The results shown in Figure 10 indicate strong agreement between the experimental* and synthesized DRI traces. Since the synthesized DRI traces were based on the molar fractions obtained with the simulation program reaction4, which assumed that steric hindrance prevented the formation of tri-PIBSI and higher-order PIBSI products, the good agreement between the traces shown in Figure 10 further supports this claim. This good agreement also validates the composition of the PIBSA–H(X) reaction mixtures determined through the simulation programs, as such detailed information about the different PIB species present in the reaction mixture would be difficult to determine experimentally.
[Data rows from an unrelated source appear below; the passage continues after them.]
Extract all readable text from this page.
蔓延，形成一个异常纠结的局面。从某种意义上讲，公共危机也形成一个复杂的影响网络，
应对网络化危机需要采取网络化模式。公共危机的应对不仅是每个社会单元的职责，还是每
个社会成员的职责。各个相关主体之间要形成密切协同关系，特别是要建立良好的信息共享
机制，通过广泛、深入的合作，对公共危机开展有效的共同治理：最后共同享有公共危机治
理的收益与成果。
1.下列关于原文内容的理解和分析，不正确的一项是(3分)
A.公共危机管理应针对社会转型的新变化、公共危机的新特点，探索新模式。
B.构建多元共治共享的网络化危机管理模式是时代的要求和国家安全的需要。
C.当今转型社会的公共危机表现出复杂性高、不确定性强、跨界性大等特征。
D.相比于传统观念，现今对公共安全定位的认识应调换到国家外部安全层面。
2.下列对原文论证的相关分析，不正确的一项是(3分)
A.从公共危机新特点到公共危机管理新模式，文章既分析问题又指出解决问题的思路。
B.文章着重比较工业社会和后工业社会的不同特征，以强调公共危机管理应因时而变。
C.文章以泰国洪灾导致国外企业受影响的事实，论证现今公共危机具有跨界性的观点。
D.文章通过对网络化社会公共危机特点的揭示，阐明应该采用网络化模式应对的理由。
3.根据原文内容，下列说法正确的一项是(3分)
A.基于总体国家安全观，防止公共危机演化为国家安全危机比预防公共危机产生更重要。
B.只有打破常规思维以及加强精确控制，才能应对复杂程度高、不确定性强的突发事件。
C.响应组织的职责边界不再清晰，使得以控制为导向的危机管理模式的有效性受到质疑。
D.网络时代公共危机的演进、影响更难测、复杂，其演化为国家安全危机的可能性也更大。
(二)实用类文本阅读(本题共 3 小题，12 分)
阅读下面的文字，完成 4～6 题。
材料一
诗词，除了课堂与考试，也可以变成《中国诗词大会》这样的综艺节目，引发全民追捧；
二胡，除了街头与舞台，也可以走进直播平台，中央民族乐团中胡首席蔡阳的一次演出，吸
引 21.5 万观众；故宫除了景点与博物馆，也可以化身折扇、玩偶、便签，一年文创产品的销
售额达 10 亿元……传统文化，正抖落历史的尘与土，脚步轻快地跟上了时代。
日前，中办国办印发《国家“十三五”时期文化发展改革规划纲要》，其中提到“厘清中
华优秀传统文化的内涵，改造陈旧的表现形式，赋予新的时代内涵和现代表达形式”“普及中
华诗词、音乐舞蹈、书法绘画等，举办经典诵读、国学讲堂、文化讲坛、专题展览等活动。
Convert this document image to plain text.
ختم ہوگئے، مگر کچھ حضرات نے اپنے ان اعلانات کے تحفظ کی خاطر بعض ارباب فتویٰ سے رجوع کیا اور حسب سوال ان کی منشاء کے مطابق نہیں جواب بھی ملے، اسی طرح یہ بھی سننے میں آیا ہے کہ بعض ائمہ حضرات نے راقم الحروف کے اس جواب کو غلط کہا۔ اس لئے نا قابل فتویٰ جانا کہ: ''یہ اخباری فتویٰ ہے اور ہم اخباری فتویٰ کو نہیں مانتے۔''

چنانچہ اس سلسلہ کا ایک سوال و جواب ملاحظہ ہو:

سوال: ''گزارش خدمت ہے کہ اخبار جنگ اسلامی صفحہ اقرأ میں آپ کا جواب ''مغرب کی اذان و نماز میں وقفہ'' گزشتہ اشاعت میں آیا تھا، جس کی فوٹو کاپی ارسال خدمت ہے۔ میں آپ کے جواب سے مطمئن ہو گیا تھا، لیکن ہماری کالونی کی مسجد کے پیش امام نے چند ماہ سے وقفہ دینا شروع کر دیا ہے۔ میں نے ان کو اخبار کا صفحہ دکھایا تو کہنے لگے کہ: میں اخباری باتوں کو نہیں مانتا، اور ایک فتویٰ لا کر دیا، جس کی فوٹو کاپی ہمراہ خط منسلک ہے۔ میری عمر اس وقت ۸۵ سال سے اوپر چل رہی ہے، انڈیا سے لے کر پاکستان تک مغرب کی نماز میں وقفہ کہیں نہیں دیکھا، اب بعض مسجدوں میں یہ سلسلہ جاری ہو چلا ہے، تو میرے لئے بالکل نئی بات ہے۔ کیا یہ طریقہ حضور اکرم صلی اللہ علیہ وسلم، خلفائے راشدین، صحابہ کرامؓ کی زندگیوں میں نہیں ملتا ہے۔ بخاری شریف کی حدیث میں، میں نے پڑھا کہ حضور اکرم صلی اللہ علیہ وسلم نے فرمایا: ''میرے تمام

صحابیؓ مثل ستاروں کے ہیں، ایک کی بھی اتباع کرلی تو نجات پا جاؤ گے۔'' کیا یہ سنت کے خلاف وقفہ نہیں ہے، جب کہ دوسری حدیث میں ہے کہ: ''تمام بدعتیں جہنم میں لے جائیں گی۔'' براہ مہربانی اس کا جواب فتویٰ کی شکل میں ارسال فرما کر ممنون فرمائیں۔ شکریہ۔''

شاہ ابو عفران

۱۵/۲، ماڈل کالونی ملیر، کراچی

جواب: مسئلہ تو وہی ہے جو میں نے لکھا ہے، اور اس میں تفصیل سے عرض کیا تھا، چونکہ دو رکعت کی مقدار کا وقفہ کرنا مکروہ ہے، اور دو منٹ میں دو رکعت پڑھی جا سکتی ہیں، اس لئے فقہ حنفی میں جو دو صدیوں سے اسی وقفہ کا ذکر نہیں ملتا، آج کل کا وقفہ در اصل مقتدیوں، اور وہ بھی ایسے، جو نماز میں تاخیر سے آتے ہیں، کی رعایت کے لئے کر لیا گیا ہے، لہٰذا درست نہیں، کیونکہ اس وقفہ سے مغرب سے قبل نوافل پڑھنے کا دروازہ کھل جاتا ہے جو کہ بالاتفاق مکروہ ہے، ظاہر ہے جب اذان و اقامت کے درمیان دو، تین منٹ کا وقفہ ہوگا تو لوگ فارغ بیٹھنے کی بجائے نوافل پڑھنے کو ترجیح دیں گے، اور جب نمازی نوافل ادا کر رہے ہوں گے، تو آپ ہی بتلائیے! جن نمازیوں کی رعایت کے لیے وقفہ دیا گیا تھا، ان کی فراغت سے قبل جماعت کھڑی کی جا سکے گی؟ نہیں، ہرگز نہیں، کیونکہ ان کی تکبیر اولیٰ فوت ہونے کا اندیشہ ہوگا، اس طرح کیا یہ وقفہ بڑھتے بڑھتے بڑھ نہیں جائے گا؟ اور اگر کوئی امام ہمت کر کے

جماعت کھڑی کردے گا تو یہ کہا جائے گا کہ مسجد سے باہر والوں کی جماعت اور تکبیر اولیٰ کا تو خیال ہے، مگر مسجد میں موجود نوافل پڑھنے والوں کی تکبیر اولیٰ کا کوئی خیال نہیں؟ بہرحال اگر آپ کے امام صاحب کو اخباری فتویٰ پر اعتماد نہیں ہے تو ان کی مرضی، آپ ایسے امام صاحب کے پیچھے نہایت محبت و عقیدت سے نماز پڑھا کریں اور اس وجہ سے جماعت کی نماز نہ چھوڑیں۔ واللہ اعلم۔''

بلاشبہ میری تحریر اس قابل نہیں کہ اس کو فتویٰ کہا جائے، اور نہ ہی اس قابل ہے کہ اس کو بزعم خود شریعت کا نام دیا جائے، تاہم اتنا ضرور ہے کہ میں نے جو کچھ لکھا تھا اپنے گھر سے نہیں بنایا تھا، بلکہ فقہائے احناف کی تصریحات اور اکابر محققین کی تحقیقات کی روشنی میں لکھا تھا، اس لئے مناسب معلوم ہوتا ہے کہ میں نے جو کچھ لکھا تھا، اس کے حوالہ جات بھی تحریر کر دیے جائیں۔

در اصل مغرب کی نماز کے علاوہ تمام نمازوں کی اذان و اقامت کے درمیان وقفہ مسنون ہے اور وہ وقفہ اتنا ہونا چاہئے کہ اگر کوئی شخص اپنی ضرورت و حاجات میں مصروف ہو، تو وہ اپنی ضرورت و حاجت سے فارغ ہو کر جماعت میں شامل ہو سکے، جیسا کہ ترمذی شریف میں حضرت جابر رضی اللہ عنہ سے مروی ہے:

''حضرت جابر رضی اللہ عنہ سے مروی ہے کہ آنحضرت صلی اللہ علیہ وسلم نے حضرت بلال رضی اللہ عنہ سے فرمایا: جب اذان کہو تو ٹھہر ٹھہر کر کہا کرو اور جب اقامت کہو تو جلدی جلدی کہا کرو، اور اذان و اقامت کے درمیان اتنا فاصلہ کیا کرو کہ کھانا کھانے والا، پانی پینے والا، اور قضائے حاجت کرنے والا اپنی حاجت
The synthesized and experimental* DRI traces shown in Figure 10 were then analyzed using the calibration curve in Equation (S13), which was generated for the GPC instrument, to obtain M_n, M_w, and the polydispersity index (PDI) for the PIBSA–H(X) reaction mixtures. They are plotted as a function of the N_Am/N_SA ratio in Figure 11. The M_n and M_w values increased when the N_Am/N_SA ratio increased from 0.19 to 0.94, before decreasing slightly when the N_Am/N_SA ratio increased from 0.94 to 1.51. These trends mirrored the large decrease in the experimental weight fraction of PLM (w_PLM) upon increasing the N_Am/N_SA ratio from 0.19 to 0.94, before showing a slight increase when the N_Am/N_SA ratio increased further from 0.94 to 1.51, as seen in Figure 8. Both trends reflected the shift towards the formation of more b-PIBSI products, as the N_Am/N_SA ratio increased from 0.19 to 0.94 before more m-PIBSI was generated when the N_Am/N_SA ratio increased from 0.94 to 1.51. In summary, the experimental results seem to agree well with the simulated data, further supporting the conclusion that 36 wt% of unmaleated PIB was present in the PIBSA sample and that steric hindrance prevents the formation of PIBSI products with more than two PIB chains. Taking the f_doubly and w_PIB values of 0.19 and 0.36, respectively, the PIBSA chains could be determined to be composed of 50, 38, and 12 mol% of singly maleated, unmaleated, and doubly maleated PIB chains, respectively. Consequently, the proposed methodology that was applied to this PIBSA sample provided a complete characterization of the PIBSA chain ends.

4. Conclusions

PIBSA molecules are an essential component in the preparation of PIBSI dispersants used as engine oil additives. Since the properties of PIBSI dispersants are a result of their chemical architecture, which is itself a direct consequence of the chemical composition of the PIBSA starting material, the characterization of PIBSA samples has been the focus of intense research [8,23,24,37,38,39,40,41,42]. Despite the numerous challenges complicating the characterization of PIBSA samples [19], this study provides a protocol that can be implemented to determine the weight fraction w_PIB of unmaleated PIB chains in a PIBSA sample by analyzing the GPC traces obtained with a DRI detector of PIBSA–H(X) reaction mixtures obtained from the reaction between different amounts of PIBSA and HMDA. Furthermore, a theoretical framework was introduced whereby the composition of PIBSI products could be predicted from simulations based on the knowledge of w_PIB, f_doubly, and λ_SA used to characterize the PIBSA sample and the ratio of N_Am/N_SA, reflecting the amounts of PIBSA and HMDA used in a PIBSA–H(X) reaction.

To the best of our knowledge, this study represents the most extensive investigation reported in the literature aiming to characterize the chemical composition of PIBSA, a key building block in the preparation of PIBSI dispersants used as engine oil additives. It also introduces a general method based on the coupling of two end-modified linear chains that yield the weight fraction of non-modified chains, an important aspect in the characterization of EMPs used in the preparation of large macromolecules with complex architectures [6,7,8,9,10,11,12,13,14,15,16,17].